Be careful when setting bean properties using external data.
Java beans are classes that implement getters and setters for their fields in conformance with the JavaBeans specification. Libraries such as Apache's Commons BeanUtils use reflection to access fields and set or retrieve their values.
Managing data through beans is versatile, but can also reduce security. For example, a particular version of Apache's BeanUtils used within the Struts web framework was susceptible to certain class loader related attacks. This attack consisted of accessing the class
property of a bean, through which the ClassLoader
for that bean could be accessed. Obtaining a reference to a ClassLoader
can allow loading an attacker-defined class into the application, achieving arbitrary code execution.
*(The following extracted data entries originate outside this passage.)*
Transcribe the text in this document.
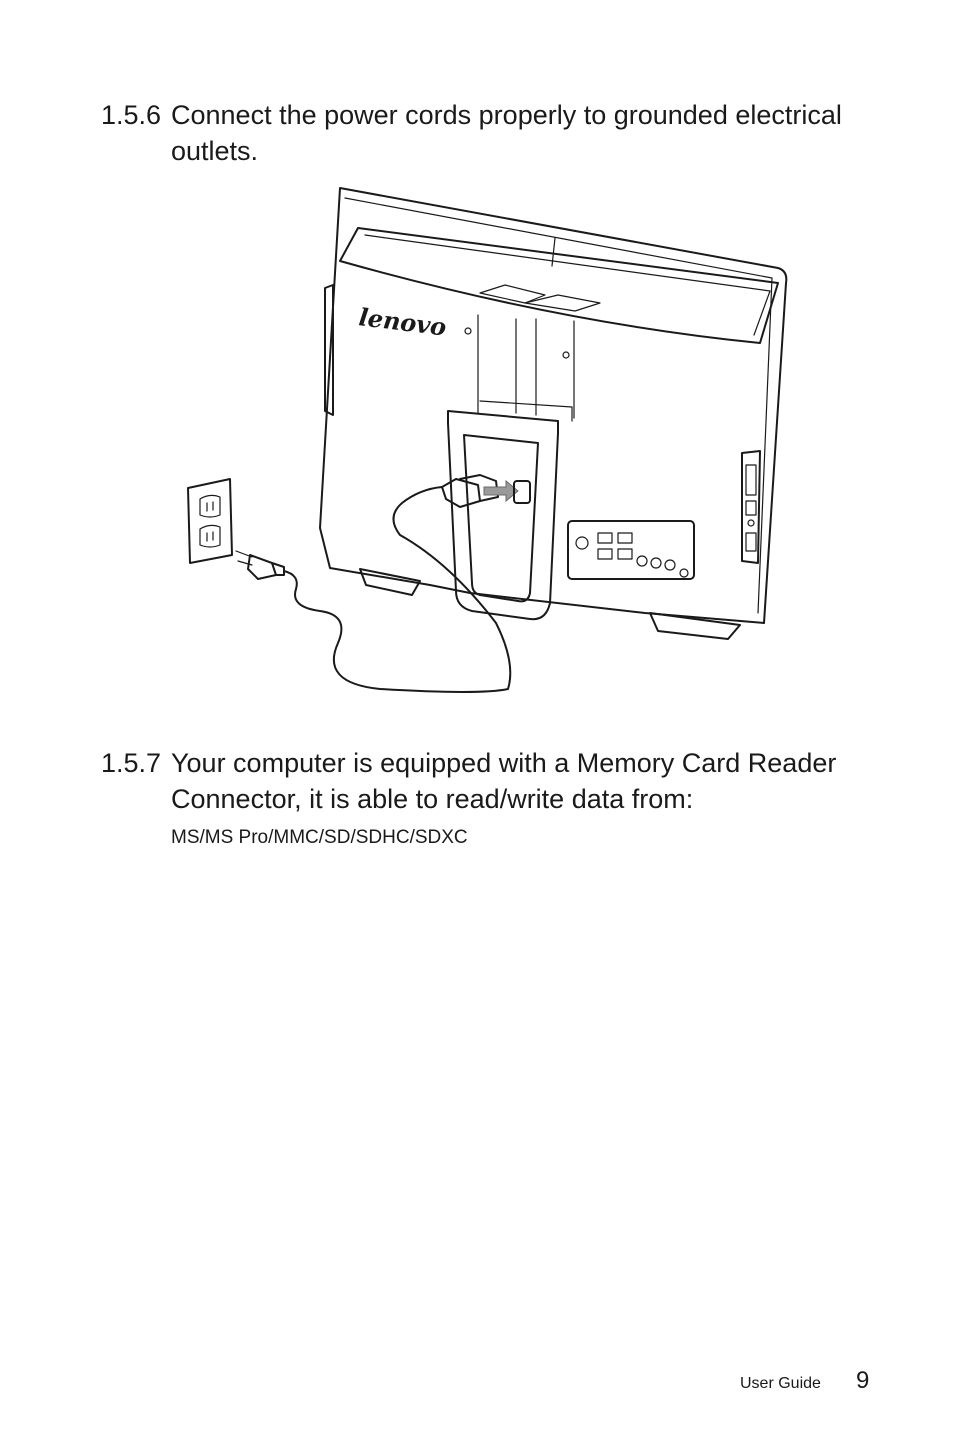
1.5.6 Connect the power cords properly to grounded electrical outlets.
lenovo
1.5.7 Your computer is equipped with a Memory Card Reader Connector, it is able to read/write data from:
MS/MS Pro/MMC/SD/SDHC/SDXC
User Guide 9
This issue is raised if methods such as BeanUtils.populate()
or Spring's BeanWrapper.setPropertyValue()
are called with possibly unsanitized input.
class UserDataBean { /*...*/ }
@Override
void method() {
HashMap map = new HashMap();
Map<String, String[]> params = request.getParameterMap();
UserDataBean bean = new UserDataBean();
BeanUtils.populate(bean, params); // Insecure.
}
Sanitize any data that will pass into a JavaBean instance. How you do so will be very specific to your own requirements, but here are a few suggestions:
Map<String, String[]> finalParams = new HashMap<>();
for (Map.Entry<String, String[]> entry : params.entrySet()) {
if ( !allowedKeys.contains(entry.getKey())) continue; // Filter out unnecessary keys.
finalParams.put(entry.getKey(), entry.getValue());
}
BeanUtils.populate(bean, finalParams);
If any of the data in the request is used in the response, care must be taken to avoid injecting malicious data from the request into the response, as this could lead to a server-side injection attack.